Brown and Health Secretary John Colmers, co-chairs of the Health Care Reform Coordinating Council created by Gov. Martin O’Malley, presented their interim report to the governor at a Baltimore health clinic Monday.

The final council report is due in January. Parts of the federal reform do not become effective until January 1, 2014, but “we must have the infrastructure in place by then,” Colmers said.

According to Brown, the steps Maryland has taken towards health care reform even before the federal legislation passed are showing results. These steps included expanding Medicaid eligibility for low-income adults, assisting small businesses with health care coverage, allowing young adults up to age 25 to be covered under a parent’s plan and creating a high-risk insurance pool.

“In the last few years, 205,000 Marylanders became insured because of Maryland reforms,” Brown said.

The federal government has given Maryland $85 million for an insurance pool of high-risk patients, which is money the state government no longer has to spend and whose fiscal impact is reflected in the figures in the interim report. Other components, like increased federal aid for children’s health insurance, may eventually reduce the state’s future health care costs even more.

Brown said that the main savings to the state from the federal health care reform comes from the decreased cost of uncompensated care — care generally given at hospitals and emergency rooms that other patients must subsidize.
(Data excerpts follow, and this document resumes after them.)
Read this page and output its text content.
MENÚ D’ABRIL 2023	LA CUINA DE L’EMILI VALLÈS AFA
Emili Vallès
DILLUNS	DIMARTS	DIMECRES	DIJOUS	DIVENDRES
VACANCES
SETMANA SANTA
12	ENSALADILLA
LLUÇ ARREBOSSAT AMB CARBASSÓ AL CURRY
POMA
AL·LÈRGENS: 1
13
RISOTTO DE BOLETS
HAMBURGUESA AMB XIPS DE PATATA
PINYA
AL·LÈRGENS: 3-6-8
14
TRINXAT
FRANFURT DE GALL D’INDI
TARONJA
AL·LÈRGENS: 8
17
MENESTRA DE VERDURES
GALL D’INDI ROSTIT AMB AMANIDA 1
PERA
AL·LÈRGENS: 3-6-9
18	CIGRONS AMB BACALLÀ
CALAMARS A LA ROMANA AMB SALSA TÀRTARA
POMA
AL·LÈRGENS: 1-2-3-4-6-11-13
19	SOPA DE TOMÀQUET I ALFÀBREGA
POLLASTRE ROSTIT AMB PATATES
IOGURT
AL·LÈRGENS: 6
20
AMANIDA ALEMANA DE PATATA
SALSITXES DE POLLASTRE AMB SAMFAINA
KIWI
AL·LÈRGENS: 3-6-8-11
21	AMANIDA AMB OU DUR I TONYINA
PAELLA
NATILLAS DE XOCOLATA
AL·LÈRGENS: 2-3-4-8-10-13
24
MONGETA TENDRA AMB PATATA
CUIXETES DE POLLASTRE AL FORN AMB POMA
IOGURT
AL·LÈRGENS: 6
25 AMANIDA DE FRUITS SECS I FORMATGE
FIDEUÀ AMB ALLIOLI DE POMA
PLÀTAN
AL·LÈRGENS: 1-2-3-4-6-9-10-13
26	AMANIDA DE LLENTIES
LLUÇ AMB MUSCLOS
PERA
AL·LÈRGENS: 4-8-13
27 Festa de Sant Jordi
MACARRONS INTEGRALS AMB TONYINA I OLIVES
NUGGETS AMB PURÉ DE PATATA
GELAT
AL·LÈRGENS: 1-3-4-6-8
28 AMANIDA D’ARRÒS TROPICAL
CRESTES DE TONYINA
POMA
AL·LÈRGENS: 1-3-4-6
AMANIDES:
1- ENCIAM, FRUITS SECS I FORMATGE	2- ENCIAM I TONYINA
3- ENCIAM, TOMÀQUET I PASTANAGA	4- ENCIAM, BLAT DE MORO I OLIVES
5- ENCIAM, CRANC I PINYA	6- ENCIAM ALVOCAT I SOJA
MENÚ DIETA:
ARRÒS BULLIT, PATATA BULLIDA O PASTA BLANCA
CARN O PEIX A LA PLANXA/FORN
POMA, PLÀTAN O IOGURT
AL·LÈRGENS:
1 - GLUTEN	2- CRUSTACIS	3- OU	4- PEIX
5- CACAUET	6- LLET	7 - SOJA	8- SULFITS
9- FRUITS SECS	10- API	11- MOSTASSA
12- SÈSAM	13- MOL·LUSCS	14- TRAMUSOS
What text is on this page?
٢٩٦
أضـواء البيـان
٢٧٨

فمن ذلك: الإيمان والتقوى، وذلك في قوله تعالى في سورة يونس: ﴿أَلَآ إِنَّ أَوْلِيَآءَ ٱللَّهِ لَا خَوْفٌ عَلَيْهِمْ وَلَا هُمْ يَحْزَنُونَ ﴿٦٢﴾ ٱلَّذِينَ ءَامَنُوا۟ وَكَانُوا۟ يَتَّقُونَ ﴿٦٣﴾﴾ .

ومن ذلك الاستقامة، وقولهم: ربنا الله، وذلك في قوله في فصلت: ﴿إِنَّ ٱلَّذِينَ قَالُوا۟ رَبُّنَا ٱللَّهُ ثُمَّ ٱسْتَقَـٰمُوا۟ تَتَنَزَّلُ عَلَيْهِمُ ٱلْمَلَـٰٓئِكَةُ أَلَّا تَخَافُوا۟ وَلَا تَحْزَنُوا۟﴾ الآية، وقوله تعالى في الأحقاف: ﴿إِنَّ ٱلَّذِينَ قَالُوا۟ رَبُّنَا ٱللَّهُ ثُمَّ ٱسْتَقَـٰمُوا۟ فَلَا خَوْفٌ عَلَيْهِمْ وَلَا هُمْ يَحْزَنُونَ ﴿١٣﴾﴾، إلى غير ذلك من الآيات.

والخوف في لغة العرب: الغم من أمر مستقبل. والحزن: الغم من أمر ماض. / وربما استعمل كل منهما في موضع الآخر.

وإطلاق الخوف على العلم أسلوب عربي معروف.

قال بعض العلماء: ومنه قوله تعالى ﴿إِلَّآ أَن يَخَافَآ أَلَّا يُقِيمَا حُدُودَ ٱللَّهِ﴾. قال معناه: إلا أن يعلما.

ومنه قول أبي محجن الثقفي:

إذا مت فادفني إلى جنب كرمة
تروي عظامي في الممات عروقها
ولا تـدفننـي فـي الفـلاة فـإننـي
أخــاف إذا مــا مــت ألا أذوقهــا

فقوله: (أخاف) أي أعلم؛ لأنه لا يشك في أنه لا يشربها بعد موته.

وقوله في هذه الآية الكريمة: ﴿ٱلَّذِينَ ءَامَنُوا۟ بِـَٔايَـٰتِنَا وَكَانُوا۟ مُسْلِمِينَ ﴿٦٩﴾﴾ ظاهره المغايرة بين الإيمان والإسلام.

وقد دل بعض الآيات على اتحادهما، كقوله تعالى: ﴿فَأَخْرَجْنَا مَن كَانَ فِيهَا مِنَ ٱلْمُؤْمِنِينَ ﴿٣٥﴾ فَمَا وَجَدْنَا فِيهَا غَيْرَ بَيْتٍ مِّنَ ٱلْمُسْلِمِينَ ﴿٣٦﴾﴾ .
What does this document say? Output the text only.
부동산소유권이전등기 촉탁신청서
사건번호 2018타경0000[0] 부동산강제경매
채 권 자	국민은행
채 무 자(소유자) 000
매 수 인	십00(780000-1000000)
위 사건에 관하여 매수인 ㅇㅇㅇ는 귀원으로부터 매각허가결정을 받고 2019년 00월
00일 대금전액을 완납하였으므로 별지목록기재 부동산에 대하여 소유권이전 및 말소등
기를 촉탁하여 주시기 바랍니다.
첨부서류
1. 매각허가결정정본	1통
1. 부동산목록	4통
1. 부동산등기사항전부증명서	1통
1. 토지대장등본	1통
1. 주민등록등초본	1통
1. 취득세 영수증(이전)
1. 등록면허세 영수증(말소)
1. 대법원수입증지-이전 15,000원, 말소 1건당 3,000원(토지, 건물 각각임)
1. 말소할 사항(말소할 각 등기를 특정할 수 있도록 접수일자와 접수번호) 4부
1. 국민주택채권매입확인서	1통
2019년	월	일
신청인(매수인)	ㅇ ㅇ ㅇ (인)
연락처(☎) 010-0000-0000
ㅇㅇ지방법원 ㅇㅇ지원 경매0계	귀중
The council is looking at ways to reduce the expected rise in health care costs through measures such as “increasing access to primary care through patient-centered medical homes, building a health information technology infrastructure and reducing hospital-acquired infections.”

O’Malley took the same tack. “We have to implement health care reform but we have to improve wellness and the quality of care. The only sustainable way [to implement health care reform and cut health care expenses] is to bend down that cost curve.”

After 2020, which is as far as the council’s projections go, “it depends on how well we bend that cost curve” as to the ultimate savings to the state, said O’Malley. He referred to items like reducing redundant tests and increasing the availability of nutritional information.